Unnamed: 0,model,RMSE_train,RMSE_validate
0,baseline_mean,389831.755763,382873.659124
1,ols_regression,310510.727308,304374.085637
2,LassoLars,310511.337222,304375.596423


## Polynomial Regression

### Features

In [13]:
# make the polynomial features to get a new set of features
pf = PolynomialFeatures(degree = 4)

# fit and transform X_train_scaled
X_train4 = pf.fit_transform(X_train)

# transform X_validate_scaled & X_test_scaled
X_validate4 = pf.transform(X_validate)
X_test4 = pf.transform(X_test)

In [14]:
#Creating an empty list for the error calculations:
error = []

# create the model object
lm2 = LinearRegression(normalize=True)

# fit the model to our training data. We must specify the column in y_train, 
# since we have converted it to a dataframe from a series! 
lm2.fit(X_train4, y_train.tax_value)

# predict train
y_train['poly_pred'] = lm2.predict(X_train4)

# evaluate: rmse
rmse_train = mean_squared_error(y_train.tax_value, y_train.poly_pred) ** 0.5

# predict validate
y_validate['poly_pred'] = lm2.predict(X_validate4)

# evaluate: rmse
rmse_validate = mean_squared_error(y_validate.tax_value, y_validate.poly_pred) ** 0.5

#Creating a dictionary of polynomial stats:
polynomial_regressor = {
    'model':'poly_regressor',
    'RMSE_train': mean_squared_error(y_train['tax_value'], y_train['poly_pred']) ** (0.5),
    'RMSE_validate': mean_squared_error(y_validate['tax_value'], y_validate['poly_pred']) ** (0.5)
}

#Adding the tweedie_regressor stats to the empty list:
error.append(polynomial_regressor)
#Converting the list to a DataFrame:
error = pd.DataFrame(error)

#Concatenating the RMSE DataFrames, ignoring index so it auto-updates in the final DataFrame:
results = pd.concat([results, error], ignore_index = True)
results

Unnamed: 0,model,RMSE_train,RMSE_validate
0,baseline_mean,389831.755763,382873.659124
1,ols_regression,310510.727308,304374.085637
2,LassoLars,310511.337222,304375.596423
3,poly_regressor,298114.181354,296797.160662


# Polynomial Model: Test

In [15]:
#Creating an empty list for the error calculations:
error = []

# create the model object
lm2 = LinearRegression(normalize=True)

# fit the model to our training data.

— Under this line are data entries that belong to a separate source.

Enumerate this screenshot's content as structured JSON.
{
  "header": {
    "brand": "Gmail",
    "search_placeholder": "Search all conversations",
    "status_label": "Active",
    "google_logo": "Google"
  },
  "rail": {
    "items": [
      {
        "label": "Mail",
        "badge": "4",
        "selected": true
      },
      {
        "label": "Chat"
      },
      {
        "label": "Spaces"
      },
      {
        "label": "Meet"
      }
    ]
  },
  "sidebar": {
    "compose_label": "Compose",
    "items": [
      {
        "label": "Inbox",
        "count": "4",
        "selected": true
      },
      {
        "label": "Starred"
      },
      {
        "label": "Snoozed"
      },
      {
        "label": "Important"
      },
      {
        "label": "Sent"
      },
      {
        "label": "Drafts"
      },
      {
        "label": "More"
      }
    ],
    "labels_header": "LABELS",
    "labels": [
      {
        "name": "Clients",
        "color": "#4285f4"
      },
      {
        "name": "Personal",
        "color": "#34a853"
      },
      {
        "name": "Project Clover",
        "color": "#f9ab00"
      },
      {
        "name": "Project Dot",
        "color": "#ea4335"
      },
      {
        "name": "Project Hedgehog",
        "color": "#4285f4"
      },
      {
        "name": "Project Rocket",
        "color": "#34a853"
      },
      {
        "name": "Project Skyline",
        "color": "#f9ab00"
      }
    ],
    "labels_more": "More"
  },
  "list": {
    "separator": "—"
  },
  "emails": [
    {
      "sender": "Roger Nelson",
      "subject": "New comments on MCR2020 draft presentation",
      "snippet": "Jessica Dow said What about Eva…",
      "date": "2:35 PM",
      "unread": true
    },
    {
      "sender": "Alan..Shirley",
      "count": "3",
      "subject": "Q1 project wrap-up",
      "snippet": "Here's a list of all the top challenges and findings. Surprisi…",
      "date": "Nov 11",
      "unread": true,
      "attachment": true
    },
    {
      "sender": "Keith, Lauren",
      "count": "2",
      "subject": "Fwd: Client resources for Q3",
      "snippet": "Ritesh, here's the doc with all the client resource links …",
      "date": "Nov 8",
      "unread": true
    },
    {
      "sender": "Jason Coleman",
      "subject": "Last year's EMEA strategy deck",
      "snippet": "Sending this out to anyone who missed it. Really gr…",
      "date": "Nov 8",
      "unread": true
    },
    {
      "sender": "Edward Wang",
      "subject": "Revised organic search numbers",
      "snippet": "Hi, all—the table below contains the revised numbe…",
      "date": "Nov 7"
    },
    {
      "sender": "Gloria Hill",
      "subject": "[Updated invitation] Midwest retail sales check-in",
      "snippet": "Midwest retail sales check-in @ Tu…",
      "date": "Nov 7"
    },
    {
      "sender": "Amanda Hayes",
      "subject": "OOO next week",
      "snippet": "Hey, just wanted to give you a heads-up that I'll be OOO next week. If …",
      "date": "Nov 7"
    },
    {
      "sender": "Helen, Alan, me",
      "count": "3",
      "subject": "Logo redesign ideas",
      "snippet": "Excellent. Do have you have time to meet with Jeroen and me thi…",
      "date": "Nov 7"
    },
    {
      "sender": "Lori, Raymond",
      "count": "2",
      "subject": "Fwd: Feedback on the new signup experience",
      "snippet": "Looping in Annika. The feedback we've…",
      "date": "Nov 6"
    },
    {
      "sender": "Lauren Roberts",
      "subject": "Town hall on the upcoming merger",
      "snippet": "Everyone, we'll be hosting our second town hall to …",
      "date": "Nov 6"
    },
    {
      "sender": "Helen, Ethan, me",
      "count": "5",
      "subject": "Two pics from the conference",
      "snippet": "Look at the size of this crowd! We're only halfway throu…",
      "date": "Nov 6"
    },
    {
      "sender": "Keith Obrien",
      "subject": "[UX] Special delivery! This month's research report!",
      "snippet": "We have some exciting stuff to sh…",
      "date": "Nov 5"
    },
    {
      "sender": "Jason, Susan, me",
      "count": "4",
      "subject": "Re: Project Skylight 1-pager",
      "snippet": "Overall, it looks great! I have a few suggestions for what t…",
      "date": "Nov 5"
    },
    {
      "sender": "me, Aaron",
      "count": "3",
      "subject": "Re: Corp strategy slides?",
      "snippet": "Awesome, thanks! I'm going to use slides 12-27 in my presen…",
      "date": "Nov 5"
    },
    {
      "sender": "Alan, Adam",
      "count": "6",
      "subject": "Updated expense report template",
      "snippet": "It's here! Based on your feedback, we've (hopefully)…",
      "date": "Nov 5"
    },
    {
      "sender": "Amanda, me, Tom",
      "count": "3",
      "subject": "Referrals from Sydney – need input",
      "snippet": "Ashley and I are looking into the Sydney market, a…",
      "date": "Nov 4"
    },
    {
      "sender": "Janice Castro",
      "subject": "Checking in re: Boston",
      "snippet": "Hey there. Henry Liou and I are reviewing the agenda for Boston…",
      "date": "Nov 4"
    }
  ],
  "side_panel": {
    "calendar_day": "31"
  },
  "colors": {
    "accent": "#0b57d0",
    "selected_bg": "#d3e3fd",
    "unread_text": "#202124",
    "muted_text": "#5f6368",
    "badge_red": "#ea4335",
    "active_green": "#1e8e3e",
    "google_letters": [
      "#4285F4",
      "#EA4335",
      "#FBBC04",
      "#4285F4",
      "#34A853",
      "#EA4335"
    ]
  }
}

We must specify the column in y_train, 
# since we have converted it to a dataframe from a series! 
lm2.fit(X_train4, y_train.tax_value)

# predict train
y_train['poly_pred'] = lm2.predict(X_train4)

# evaluate: rmse
rmse_train = mean_squared_error(y_train.tax_value, y_train.poly_pred) ** 0.5

# predict test
y_test['poly_pred'] = lm2.predict(X_test4)

# evaluate: rmse
rmse_validate = mean_squared_error(y_test.tax_value, y_test.poly_pred) ** 0.5

#Creating a dictionary of polynomial stats:
polynomial_regressor = {
    'model':'poly_regressor',
    'RMSE_train': mean_squared_error(y_train['tax_value'], y_train['poly_pred']) ** (0.5),
    'RMSE_test': mean_squared_error(y_test['tax_value'], y_test['poly_pred']) ** (0.5)
}

#Adding the tweedie_regressor stats to the empty list:
error.append(polynomial_regressor)
#Converting the list to a DataFrame:
error = pd.DataFrame(error)

#Concatenating the RMSE DataFrames, ignoring index so it auto-updates in the final DataFrame:
results = pd.concat([results, error], ignore_index = True)
results

Unnamed: 0,model,RMSE_train,RMSE_validate,RMSE_test
0,baseline_mean,389831.755763,382873.659124,
1,ols_regression,310510.727308,304374.085637,
2,LassoLars,310511.337222,304375.596423,
3,poly_regressor,298114.181354,296797.160662,
4,poly_regressor,298114.181354,,304171.807861


In [16]:
test_performance = (results.RMSE_validate[0] - results.RMSE_test[4]) / results.RMSE_validate[0]
print(f"The model beats the baseline by {round((test_performance * 100),2)}%.")

The model beats the baseline by 20.56%.